Interpret performance data

Performance data can guide you in tuning the performance of your storage array.

When interpreting Performance data, keep in mind that several factors affect the performance of your storage array. The following table describes the main areas to consider.

Performance data Implications for performance tuning
Latency (milliseconds, or ms)

Monitor the I/O activity of a specific object.

Potentially identify objects that are bottlenecks:

  • If a volume group is shared among several volumes, the individual volumes might need their own volume groups to improve the sequential performance of the drives and decrease latency.
  • With pools, larger latencies are introduced and uneven workloads might exist between drives, making the latency values less meaningful and, in general, higher.
  • Drive type and speed influence latency. With random I/O, faster spinning drives spend less time moving to and from different locations on the disk.
  • Too few drives result in more queued commands and a greater period of time for the drive to process the command, increasing the general latency of the system.
  • Larger I/Os have greater latency due to the additional time involved with transferring data.
  • Higher latency might indicate that the I/O pattern is random in nature. Drives with random I/O will have greater latency than those with sequential streams.
  • A disparity in latency among drives or volumes of a common volume group could indicate a slow drive.

IOPS

Factors that affect input/output operations per second (IOPS or IOs/sec) include these items:

  • Access pattern (random or sequential)
  • I/O size
  • RAID level
  • Cache block size
  • Whether read caching is enabled
  • Whether write caching is enabled
  • Dynamic cache read prefetch
  • Segment size
  • The number of drives in the volume groups or storage array

The higher the cache hit rate, the higher I/O rates will be. Higher write I/O rates are experienced with write caching enabled compared to disabled. In deciding whether to enable write caching for an individual volume, look at the current IOPS and the maximum IOPS. You should see higher rates for sequential I/O patterns than for random I/O patterns. Regardless of your I/O pattern, enable write caching to maximize the I/O rate and to shorten the application response time.
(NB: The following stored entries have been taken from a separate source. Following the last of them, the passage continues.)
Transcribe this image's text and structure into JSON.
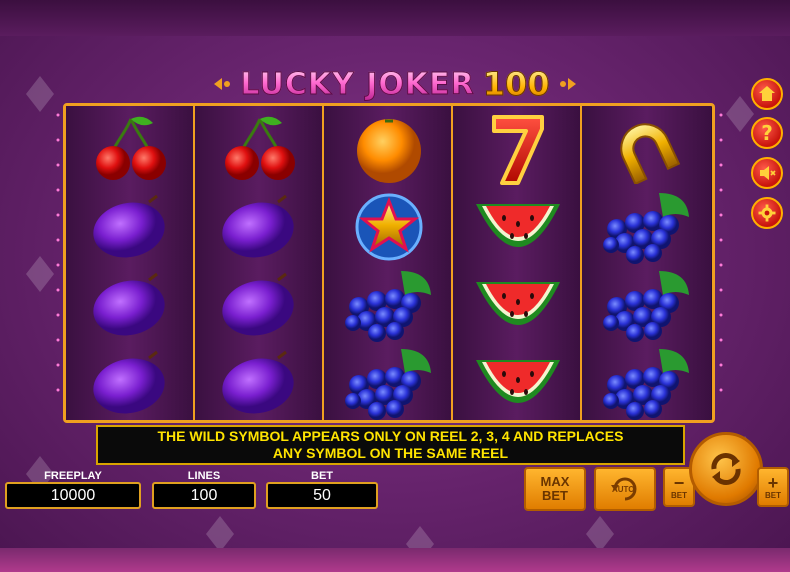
{
  "title": {
    "main": "LUCKY JOKER",
    "number": "100"
  },
  "reels": [
    {
      "symbols": [
        "cherry-icon",
        "plum-icon",
        "plum-icon",
        "plum-icon"
      ]
    },
    {
      "symbols": [
        "cherry-icon",
        "plum-icon",
        "plum-icon",
        "plum-icon"
      ]
    },
    {
      "symbols": [
        "orange-icon",
        "star-icon",
        "grapes-icon",
        "grapes-icon"
      ]
    },
    {
      "symbols": [
        "seven-icon",
        "watermelon-icon",
        "watermelon-icon",
        "watermelon-icon"
      ]
    },
    {
      "symbols": [
        "horseshoe-icon",
        "grapes-icon",
        "grapes-icon",
        "grapes-icon"
      ]
    }
  ],
  "info_message": "THE WILD SYMBOL APPEARS ONLY ON REEL 2, 3, 4 AND REPLACES\nANY SYMBOL ON THE SAME REEL",
  "stats": {
    "freeplay_label": "FREEPLAY",
    "freeplay_value": "10000",
    "lines_label": "LINES",
    "lines_value": "100",
    "bet_label": "BET",
    "bet_value": "50"
  },
  "buttons": {
    "max_bet_line1": "MAX",
    "max_bet_line2": "BET",
    "auto_label": "AUTO",
    "bet_minus_label": "BET",
    "bet_plus_label": "BET"
  },
  "side_buttons": [
    "home-icon",
    "help-icon",
    "sound-off-icon",
    "gear-icon"
  ],
  "colors": {
    "frame": "#f0a020",
    "info_text": "#ffe400",
    "side_button": "#d4180e"
  }
}
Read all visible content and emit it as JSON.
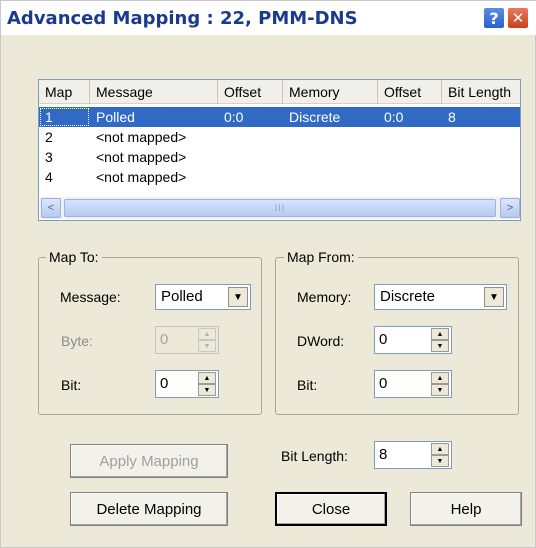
{
  "window": {
    "title": "Advanced Mapping : 22, PMM-DNS",
    "help_button": "?",
    "close_button": "✕"
  },
  "list": {
    "columns": [
      "Map",
      "Message",
      "Offset",
      "Memory",
      "Offset",
      "Bit Length"
    ],
    "rows": [
      {
        "map": "1",
        "message": "Polled",
        "offset": "0:0",
        "memory": "Discrete",
        "offset2": "0:0",
        "bit_length": "8",
        "selected": true
      },
      {
        "map": "2",
        "message": "<not mapped>",
        "offset": "",
        "memory": "",
        "offset2": "",
        "bit_length": "",
        "selected": false
      },
      {
        "map": "3",
        "message": "<not mapped>",
        "offset": "",
        "memory": "",
        "offset2": "",
        "bit_length": "",
        "selected": false
      },
      {
        "map": "4",
        "message": "<not mapped>",
        "offset": "",
        "memory": "",
        "offset2": "",
        "bit_length": "",
        "selected": false
      }
    ],
    "scroll_left": "<",
    "scroll_right": ">",
    "scroll_thumb_grip": "III"
  },
  "map_to": {
    "title": "Map To:",
    "message_label": "Message:",
    "message_value": "Polled",
    "byte_label": "Byte:",
    "byte_value": "0",
    "bit_label": "Bit:",
    "bit_value": "0"
  },
  "map_from": {
    "title": "Map From:",
    "memory_label": "Memory:",
    "memory_value": "Discrete",
    "dword_label": "DWord:",
    "dword_value": "0",
    "bit_label": "Bit:",
    "bit_value": "0"
  },
  "bit_length": {
    "label": "Bit Length:",
    "value": "8"
  },
  "buttons": {
    "apply": "Apply Mapping",
    "delete": "Delete Mapping",
    "close": "Close",
    "help": "Help"
  },
  "icons": {
    "dropdown": "▼",
    "spin_up": "▲",
    "spin_down": "▼"
  }
}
You can see performance improvements caused by changing the segment size in the IOPS statistics for a volume. Experiment to determine the optimal segment size, or use the file system size or database block size.

MiB/s

Transfer or throughput rates are determined by the application I/O size and the I/O rate. Generally, small application I/O requests result in a lower transfer rate but provide a faster I/O rate and shorter response time. With larger application I/O requests, higher throughput rates are possible.

Understanding your typical application I/O patterns can help you determine the maximum I/O transfer rates for a specific storage array.

CPU

This value is a percentage of processing capacity that is being used.

You might notice a disparity in the CPU usage of the same types of objects. For example, the CPU usage of one controller is heavy or is increasing over time while that of the other controller is lighter or more stable. In this case, you might want to change the controller ownership of one or more volumes to the controller with the lower CPU percentage.

You might want to monitor CPU across the storage array. If CPU continues to increase over time while application performance decreases, you might need to add storage arrays. By adding storage arrays to your enterprise, you can continue to meet application needs at an acceptable performance level.

Headroom

Headroom refers to the remaining performance capability of the controllers, the controller host channels, and the controller drive channels. This value is expressed as a percentage and represents the gap between the maximum possible performance these objects are able to deliver and the current performance levels.

  • For the controllers, headroom is a percentage of maximum possible IOPS.
  • For the channels, headroom is a percentage of maximum throughput, or MiB/s. Read throughput, write throughput, and bidirectional throughput are included in the calculation.